In truth, the standards for free-range chickens simply mean that they are slaughtered after at least 56 days with half of that time spent with access to outdoors. Although significantly better than intensive systems, it is a misused term that can give consumers a false sense of ‘doing the best by the animal’.

At Coombe Farm Organic rather than dismiss different methods of farming, we believe the best way to talk about our fragile industry is to highlight the things that are being done well. We know many of our customers actively look for organic chicken but may not be aware of all of the rules in place for farmers to achieve this. So here are some of the reasons we so passionately believe you should choose Organic Chicken when you have the option:

  • Soil Association Organic standards ensure chickens have more space to behave naturally. Each hen has a minimum of 10 square meters of space outside, whilst a free-range has hen 4 square meters.

 

  • This leads to smaller flock sizes with organic standards allowing maximum of 16,000 hens in one space compared to a whopping 30,000 for free-range.

 

  • Organic chicken farmers must not conduct beak trimming, as this prevents the hens from expressing their natural behaviour.

 

  • Organic farmers must provide chickens with enrichment within the fields. Hens love to forage, dig dust baths, jump onto old tree trunks and other obstacles. This discourages them from feather pecking.

 

  • These welfare measures promote healthier birds.
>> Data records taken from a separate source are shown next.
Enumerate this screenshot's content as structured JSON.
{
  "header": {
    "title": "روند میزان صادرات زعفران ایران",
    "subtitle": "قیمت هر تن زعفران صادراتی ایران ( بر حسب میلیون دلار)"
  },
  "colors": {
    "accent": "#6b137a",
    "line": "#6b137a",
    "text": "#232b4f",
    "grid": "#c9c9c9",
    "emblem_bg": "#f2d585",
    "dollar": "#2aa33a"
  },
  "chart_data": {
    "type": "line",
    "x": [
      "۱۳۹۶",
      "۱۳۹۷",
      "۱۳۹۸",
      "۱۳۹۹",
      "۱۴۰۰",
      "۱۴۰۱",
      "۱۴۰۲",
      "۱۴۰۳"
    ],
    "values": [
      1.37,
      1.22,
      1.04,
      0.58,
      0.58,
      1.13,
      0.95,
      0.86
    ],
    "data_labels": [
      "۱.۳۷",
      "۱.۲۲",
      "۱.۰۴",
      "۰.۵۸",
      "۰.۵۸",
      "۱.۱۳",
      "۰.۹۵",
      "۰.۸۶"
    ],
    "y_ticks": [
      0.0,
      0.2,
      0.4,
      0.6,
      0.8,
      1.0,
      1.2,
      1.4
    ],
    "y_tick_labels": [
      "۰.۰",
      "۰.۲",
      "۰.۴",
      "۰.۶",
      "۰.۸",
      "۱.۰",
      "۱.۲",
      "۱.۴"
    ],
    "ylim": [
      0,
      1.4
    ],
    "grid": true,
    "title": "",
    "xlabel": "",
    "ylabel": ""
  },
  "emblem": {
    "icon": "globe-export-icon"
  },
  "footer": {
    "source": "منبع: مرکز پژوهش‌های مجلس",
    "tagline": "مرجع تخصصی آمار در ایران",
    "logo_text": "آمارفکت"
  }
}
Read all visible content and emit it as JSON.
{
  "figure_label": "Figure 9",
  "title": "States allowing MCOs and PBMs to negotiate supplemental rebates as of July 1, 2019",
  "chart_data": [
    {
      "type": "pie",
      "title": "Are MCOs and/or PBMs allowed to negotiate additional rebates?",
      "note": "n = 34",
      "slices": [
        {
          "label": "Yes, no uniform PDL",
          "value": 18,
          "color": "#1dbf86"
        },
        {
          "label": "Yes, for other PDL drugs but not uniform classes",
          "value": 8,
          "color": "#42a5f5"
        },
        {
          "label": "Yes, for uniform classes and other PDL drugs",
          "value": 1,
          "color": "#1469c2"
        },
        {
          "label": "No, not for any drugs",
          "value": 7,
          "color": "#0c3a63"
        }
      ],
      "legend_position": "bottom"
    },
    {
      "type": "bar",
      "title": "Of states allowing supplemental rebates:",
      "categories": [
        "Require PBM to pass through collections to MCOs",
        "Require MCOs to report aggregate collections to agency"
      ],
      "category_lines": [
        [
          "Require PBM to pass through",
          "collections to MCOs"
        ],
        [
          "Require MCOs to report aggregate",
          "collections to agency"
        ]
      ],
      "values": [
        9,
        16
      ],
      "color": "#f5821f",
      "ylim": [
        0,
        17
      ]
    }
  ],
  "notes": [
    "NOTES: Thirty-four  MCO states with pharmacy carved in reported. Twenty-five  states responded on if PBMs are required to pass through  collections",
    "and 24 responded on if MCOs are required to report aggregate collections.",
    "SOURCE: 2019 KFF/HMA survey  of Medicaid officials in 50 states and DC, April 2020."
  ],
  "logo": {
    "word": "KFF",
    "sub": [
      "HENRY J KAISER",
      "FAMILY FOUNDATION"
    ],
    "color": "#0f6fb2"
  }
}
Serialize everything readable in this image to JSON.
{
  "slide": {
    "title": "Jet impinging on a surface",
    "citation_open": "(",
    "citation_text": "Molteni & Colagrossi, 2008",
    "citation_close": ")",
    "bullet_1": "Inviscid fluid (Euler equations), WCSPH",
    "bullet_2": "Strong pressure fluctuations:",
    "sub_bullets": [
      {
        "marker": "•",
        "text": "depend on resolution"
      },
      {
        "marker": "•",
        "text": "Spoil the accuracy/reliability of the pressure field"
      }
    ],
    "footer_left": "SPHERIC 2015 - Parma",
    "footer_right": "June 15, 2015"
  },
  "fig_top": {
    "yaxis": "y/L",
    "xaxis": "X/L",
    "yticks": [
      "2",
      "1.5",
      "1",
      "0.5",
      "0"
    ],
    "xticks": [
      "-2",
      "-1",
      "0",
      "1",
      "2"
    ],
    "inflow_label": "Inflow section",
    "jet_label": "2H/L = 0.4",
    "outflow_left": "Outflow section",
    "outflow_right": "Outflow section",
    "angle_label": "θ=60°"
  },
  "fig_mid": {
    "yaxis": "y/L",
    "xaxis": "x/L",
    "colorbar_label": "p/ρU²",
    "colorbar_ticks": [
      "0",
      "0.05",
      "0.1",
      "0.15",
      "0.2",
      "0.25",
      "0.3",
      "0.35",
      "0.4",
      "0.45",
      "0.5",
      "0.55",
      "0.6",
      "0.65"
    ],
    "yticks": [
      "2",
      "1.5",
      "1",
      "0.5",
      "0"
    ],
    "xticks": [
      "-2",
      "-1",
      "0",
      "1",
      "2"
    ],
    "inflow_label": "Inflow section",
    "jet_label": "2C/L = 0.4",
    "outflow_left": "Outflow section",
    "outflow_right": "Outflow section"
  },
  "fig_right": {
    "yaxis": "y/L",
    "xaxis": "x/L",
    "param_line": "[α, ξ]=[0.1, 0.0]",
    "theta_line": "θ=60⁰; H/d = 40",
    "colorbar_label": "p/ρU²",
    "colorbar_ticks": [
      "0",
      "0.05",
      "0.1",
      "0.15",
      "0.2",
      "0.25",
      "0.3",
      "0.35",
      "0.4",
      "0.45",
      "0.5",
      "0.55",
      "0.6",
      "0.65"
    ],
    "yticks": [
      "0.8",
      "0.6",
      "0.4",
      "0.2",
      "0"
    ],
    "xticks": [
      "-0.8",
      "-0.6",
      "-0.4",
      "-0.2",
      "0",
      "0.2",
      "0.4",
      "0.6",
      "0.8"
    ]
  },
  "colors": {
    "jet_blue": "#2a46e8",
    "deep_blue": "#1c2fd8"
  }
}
Organic standards forbid the use of routine vaccinations and Organic Poultry Farmers can only treat birds that show signs of illness, vaccinations are not restricted in a free-range system.

 

  • Chicken, whether free-range or organic cannot flourish on grass alone. Don’t be misled by the term pasture-raised as this simply means a bird has lived its life outdoors. All poultry requires some grain and organic standards mean the grain fed to organic chickens is 100% natural and is free of any traces of pesticide or artificial fertilizer. It is also not possible to feed any genetically modified feed to an organic chicken. Living more of their life outdoors means organic chickens also benefit from the addition of organic plants, grubs, and insects to their diet.

 

  • Slaughter of organic chickens cannot take place before 81 days. This slow growth to maturity leads to plumper chickens with noticeably more flavour. A free-range chicken can be slaughtered after 56 days.

 

  • Slow grown organic chicken is considerably higher in Omega-3 and other nutrients than chicken from other systems.

 

  • Of course, organic farming by principle is also better for the environment too. On average, plant, insect and bird life is 50% more abundant on organic farms. Frequently resting the organic paddocks that chickens roam on allows vegetation to recover and naturally prevents a build-up of pests.

We acknowledge that there are many farmers producing wonderful chicken on a small-scale, and if you have such a producer local to you, we would urge you to support them. But if you are after total assurance that you are buying poultry that has had the liberty to lead a wholly organic life, look for the logo. Soil Association demand some of the most stringent standards in the world of food and farming production and this ensures that you can be fully confident in the chicken you enjoy.